6. A method for identifying a compound that modulates the amount of at least one individual lipid component of a sebum sample, the method comprising: a. generating a selected reaction monitoring chromatogram or an extracted ion chromatogram for at least one lipid component of a sample from a treated subject; and b. comparing the peak area under the chromatogram of said sample with the peak area of a control sample.

7. The method according to claim 1 wherein the ionization source for said spectrometer is selected from electrospray ionization, atmospheric pressure chemical ionization, electron impact, chemical ionization, atmospheric pressure photoioniozation and laser desorption ionization.

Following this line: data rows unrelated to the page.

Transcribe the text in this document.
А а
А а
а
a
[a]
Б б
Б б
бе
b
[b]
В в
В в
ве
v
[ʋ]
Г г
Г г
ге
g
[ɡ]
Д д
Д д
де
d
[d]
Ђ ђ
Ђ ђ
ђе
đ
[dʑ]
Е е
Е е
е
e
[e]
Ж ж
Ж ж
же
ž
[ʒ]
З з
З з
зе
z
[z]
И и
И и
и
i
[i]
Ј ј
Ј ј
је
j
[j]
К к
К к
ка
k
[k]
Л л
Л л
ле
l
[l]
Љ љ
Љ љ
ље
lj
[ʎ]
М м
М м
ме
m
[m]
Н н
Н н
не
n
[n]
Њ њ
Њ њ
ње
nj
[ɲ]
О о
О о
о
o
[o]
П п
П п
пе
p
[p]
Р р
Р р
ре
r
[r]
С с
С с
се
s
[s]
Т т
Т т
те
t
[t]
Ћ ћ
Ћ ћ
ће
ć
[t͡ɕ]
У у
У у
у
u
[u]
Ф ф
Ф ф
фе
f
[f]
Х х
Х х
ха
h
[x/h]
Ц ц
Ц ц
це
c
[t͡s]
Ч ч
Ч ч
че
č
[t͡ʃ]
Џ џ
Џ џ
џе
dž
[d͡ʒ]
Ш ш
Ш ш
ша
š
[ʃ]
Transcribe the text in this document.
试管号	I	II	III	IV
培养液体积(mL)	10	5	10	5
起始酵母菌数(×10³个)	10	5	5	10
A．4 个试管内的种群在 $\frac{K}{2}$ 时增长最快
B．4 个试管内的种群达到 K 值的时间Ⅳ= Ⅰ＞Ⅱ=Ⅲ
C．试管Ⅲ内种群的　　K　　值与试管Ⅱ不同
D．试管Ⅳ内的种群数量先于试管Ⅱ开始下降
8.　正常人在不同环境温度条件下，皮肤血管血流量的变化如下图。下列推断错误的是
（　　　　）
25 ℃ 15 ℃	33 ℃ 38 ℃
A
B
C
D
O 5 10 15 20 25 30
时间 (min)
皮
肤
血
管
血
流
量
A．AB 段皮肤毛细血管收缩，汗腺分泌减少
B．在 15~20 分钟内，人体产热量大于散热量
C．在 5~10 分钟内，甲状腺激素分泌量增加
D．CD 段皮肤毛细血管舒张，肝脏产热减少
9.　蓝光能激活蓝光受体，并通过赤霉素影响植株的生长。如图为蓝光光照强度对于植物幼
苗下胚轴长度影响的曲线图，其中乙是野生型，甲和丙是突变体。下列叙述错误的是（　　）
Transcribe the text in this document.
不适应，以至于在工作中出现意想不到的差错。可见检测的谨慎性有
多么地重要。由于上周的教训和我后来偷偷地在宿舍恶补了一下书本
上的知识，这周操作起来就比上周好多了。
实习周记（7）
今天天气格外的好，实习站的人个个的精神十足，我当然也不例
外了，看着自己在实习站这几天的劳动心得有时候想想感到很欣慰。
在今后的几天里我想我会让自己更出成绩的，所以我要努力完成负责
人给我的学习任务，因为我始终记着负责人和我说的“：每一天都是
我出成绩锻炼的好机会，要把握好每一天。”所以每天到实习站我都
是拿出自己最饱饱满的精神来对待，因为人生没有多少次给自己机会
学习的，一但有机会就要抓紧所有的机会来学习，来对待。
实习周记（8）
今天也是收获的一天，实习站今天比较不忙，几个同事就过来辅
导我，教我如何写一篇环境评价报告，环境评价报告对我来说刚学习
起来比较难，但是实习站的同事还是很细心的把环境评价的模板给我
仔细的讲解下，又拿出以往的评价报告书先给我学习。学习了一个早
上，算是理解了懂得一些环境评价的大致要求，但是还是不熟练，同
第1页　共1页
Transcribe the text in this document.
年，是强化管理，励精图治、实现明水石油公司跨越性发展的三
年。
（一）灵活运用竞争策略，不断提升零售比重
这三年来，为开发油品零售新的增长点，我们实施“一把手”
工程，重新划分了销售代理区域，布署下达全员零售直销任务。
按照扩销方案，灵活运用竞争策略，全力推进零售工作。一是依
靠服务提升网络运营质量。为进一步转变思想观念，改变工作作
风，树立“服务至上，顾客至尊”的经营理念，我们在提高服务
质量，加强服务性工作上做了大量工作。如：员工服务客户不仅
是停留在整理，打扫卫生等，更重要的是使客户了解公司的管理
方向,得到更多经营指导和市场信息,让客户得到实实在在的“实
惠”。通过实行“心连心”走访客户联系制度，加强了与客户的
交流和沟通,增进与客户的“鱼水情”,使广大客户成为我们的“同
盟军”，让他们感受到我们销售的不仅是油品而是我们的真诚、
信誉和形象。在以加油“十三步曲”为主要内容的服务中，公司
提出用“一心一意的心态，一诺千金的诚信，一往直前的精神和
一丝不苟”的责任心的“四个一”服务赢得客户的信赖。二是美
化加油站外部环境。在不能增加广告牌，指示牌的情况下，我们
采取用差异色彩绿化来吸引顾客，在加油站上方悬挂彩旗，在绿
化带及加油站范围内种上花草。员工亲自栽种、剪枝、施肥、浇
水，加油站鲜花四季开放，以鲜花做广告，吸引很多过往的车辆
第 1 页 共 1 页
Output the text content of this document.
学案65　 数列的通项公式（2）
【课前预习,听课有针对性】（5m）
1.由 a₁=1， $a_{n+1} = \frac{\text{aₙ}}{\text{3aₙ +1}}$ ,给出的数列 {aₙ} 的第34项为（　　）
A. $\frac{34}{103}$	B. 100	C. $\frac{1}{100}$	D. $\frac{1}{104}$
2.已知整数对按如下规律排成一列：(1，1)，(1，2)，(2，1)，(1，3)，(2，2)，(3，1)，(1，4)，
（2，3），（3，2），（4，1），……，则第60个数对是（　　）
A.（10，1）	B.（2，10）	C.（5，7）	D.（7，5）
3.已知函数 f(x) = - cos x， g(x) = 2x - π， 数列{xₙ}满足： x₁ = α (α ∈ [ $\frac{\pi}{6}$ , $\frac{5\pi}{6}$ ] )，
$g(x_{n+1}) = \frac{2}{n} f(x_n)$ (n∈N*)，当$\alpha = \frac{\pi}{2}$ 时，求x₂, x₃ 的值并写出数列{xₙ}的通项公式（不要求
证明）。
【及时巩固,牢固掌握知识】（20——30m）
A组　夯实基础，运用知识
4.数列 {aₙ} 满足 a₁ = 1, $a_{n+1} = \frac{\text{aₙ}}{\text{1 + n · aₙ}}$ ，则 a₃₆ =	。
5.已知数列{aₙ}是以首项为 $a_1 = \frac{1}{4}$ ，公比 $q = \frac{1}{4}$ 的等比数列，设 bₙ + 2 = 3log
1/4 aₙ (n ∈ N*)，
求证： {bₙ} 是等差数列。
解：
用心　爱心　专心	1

8. The method according to claim 8 in which said analyzer of said spectrometer is triple quadrupole.

9. The method according to claim 1 wherein said ion detector of said spectrometer is selected from the group consisting of an electron multiplier, a photomultiplier, multichannel plate, a channel electron multiplier and a penning electrode.

10. The method according to claim 1 in which said sample is subjected to chromatography prior to analysis by mass spectrometry.

11. The method according to claim 10 in which said chromatography is selected from the group consisting of liquid chromatography selected from the group consisting of high performance liquid chromatography column or an ultrahigh pressure liquid chromatography column, and gas chromatography.

12. The method according to claim 10 wherein is said mass spectrometer is connected to said chromatography column.

13. The method of claim 1 or claim 5 wherein said chromatograms are generated by analyzing said samples using selected reaction monitoring on a triple quadrupole tandem mass spectrometer.